Formed back in 2011, Brisbane-based indie rock outfit The Valery Trails — currently, Andrew Bower (vocals, guitar), Sean Bower (bass), Dan McNaulty (drums) and longtime collaborators Screamfeeder‘s Tim Steward (guitar, vocals) and We All Want To‘s Skye Staniford (vocals) — traces their origins back to when the band’s frontman, Andrew Bower, an expatriate Aussie then residing in Houston, enlisted his brother Sean Bower and Dan McNaulty to start the band.
With the assistance of file-sharing through the internet and some occasional intercontinental travel, the trio develop da set of songs started in Andrew Bower’s home studio into the band’s full-length debut, 2012’s Ghosts and Gravity.

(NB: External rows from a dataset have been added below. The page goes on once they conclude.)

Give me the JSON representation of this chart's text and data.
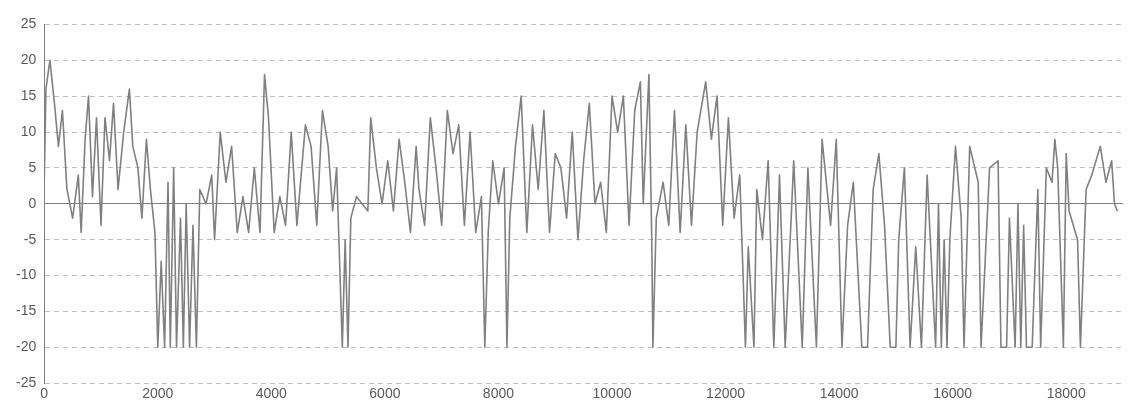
{
  "chart_data": {
    "type": "line",
    "xlim": [
      0,
      19000
    ],
    "xticks": [
      0,
      2000,
      4000,
      6000,
      8000,
      10000,
      12000,
      14000,
      16000,
      18000
    ],
    "ylim": [
      -25,
      25
    ],
    "yticks": [
      -25,
      -20,
      -15,
      -10,
      -5,
      0,
      5,
      10,
      15,
      20,
      25
    ],
    "grid": "y",
    "legend": false,
    "marker": "none",
    "line_style": "solid",
    "series": [
      {
        "color": "#808080",
        "x": [
          0,
          30,
          100,
          180,
          250,
          320,
          400,
          500,
          600,
          650,
          720,
          780,
          850,
          920,
          1000,
          1070,
          1150,
          1220,
          1300,
          1400,
          1500,
          1560,
          1650,
          1720,
          1800,
          1870,
          1950,
          2000,
          2060,
          2120,
          2180,
          2220,
          2280,
          2330,
          2400,
          2450,
          2500,
          2560,
          2620,
          2680,
          2740,
          2850,
          2950,
          3000,
          3100,
          3200,
          3300,
          3400,
          3500,
          3600,
          3700,
          3800,
          3880,
          3950,
          4050,
          4150,
          4250,
          4350,
          4450,
          4600,
          4700,
          4800,
          4900,
          5000,
          5080,
          5150,
          5250,
          5300,
          5350,
          5400,
          5500,
          5700,
          5750,
          5850,
          5950,
          6050,
          6150,
          6250,
          6350,
          6450,
          6550,
          6600,
          6700,
          6800,
          6900,
          7000,
          7100,
          7200,
          7300,
          7400,
          7500,
          7600,
          7700,
          7760,
          7820,
          7900,
          8000,
          8100,
          8150,
          8200,
          8300,
          8400,
          8500,
          8600,
          8700,
          8800,
          8900,
          9000,
          9100,
          9200,
          9300,
          9400,
          9500,
          9600,
          9700,
          9800,
          9900,
          10000,
          10100,
          10200,
          10300,
          10400,
          10500,
          10550,
          10650,
          10700,
          10720,
          10780,
          10900,
          11000,
          11100,
          11200,
          11300,
          11400,
          11500,
          11650,
          11750,
          11850,
          11950,
          12050,
          12150,
          12250,
          12350,
          12400,
          12500,
          12550,
          12650,
          12750,
          12850,
          12950,
          13050,
          13150,
          13200,
          13350,
          13450,
          13600,
          13700,
          13850,
          13950,
          14050,
          14150,
          14250,
          14400,
          14500,
          14600,
          14700,
          14800,
          14900,
          15000,
          15050,
          15150,
          15250,
          15350,
          15450,
          15550,
          15700,
          15750,
          15800,
          15850,
          15900,
          15950,
          16050,
          16150,
          16200,
          16300,
          16450,
          16500,
          16650,
          16800,
          16850,
          16950,
          17000,
          17100,
          17150,
          17200,
          17250,
          17300,
          17400,
          17500,
          17550,
          17650,
          17750,
          17800,
          17850,
          17950,
          18000,
          18050,
          18200,
          18250,
          18350,
          18450,
          18600,
          18700,
          18800,
          18850,
          18900
        ],
        "values": [
          3,
          16,
          20,
          14,
          8,
          13,
          2,
          -2,
          4,
          -4,
          9,
          15,
          1,
          12,
          -3,
          12,
          6,
          14,
          2,
          10,
          16,
          8,
          5,
          -2,
          9,
          2,
          -4,
          -20,
          -8,
          -20,
          3,
          -20,
          5,
          -20,
          -2,
          -20,
          0,
          -20,
          -3,
          -20,
          2,
          0,
          4,
          -5,
          10,
          3,
          8,
          -4,
          1,
          -4,
          5,
          -4,
          18,
          12,
          -4,
          1,
          -3,
          10,
          -3,
          11,
          8,
          -3,
          13,
          8,
          -1,
          5,
          -20,
          -5,
          -20,
          -2,
          1,
          -1,
          12,
          5,
          0,
          6,
          -1,
          9,
          3,
          -4,
          8,
          2,
          -3,
          12,
          5,
          -3,
          13,
          7,
          11,
          -3,
          10,
          -4,
          1,
          -20,
          -4,
          6,
          0,
          5,
          -20,
          -2,
          8,
          15,
          -4,
          11,
          2,
          13,
          -4,
          7,
          5,
          -2,
          10,
          -5,
          6,
          14,
          0,
          3,
          -4,
          15,
          10,
          15,
          -3,
          13,
          17,
          0,
          18,
          -5,
          -20,
          -2,
          3,
          -3,
          13,
          -4,
          11,
          -3,
          10,
          17,
          9,
          15,
          -3,
          12,
          -2,
          4,
          -20,
          -6,
          -20,
          2,
          -5,
          6,
          -20,
          4,
          -20,
          -3,
          6,
          -20,
          5,
          -20,
          9,
          -3,
          9,
          -20,
          -3,
          3,
          -20,
          -20,
          2,
          7,
          -3,
          -20,
          -20,
          -5,
          5,
          -20,
          -6,
          -20,
          4,
          -20,
          0,
          -20,
          -5,
          -20,
          -5,
          8,
          -2,
          -20,
          8,
          3,
          -20,
          5,
          6,
          -20,
          -20,
          -2,
          -20,
          0,
          -20,
          -3,
          -20,
          -20,
          2,
          -20,
          5,
          3,
          9,
          5,
          -20,
          7,
          -1,
          -5,
          -20,
          2,
          4,
          8,
          3,
          6,
          0,
          -1
        ]
      }
    ]
  }
}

2014’s Buffalo Speedway and 2016’s Chameleon Bones further cemented their melodic and atmospheric rock sound while receiving college and speciality airplay in the States and critical applause from media outlets like PopMatters, The Big Takeover and many others across the globe.
Following Andrew Bower’s return to Brisbane in 2020, the band began their transition to writing in a much more conventional manner, gathering to to record 2022’s The Sky Is Blue with long-time collaborators Steward taking a more active role in the band while Staniford continued to provide backing vocals, as she has since the band’s second album. Radio airplay in several Aussie cities and an east coast tour helped to increase the band’s profile at home, while The Sky Is Blue charted on Stateside college and specialty radio.
The band’s extended lineup gathered last year to work on a set of songs, which would become the band’s forthcoming album, Winter Palace. Slated for a September 12, 2025 release, the Aussie indie rock outfit’s fifth album continues the eclectic approach of its immediate predecessor, with the material seeing the band explore synth-pop stylings, horn-driven retro flavors and some straightforward rock and roll sprinkled among the band’s long-held power pop crunch and jangle.
“Everything Is Temporary” Winter Palace‘s breakneck first single continues a remarkable run of hook-driven, crunchy, 120 Minutes-era MTV alt-rock-meets-Husker Dü -like rock. Thematically, the song leans a bit on familiar nostalgia while also viewing with a healthy and wizened suspicion of too much nostalgia. As LCD Soundsystem‘s James Murphy once sang “I wouldn’t trade one stupid decision for another five minutes of life” and maybe that’s a healthier way of looking back on things.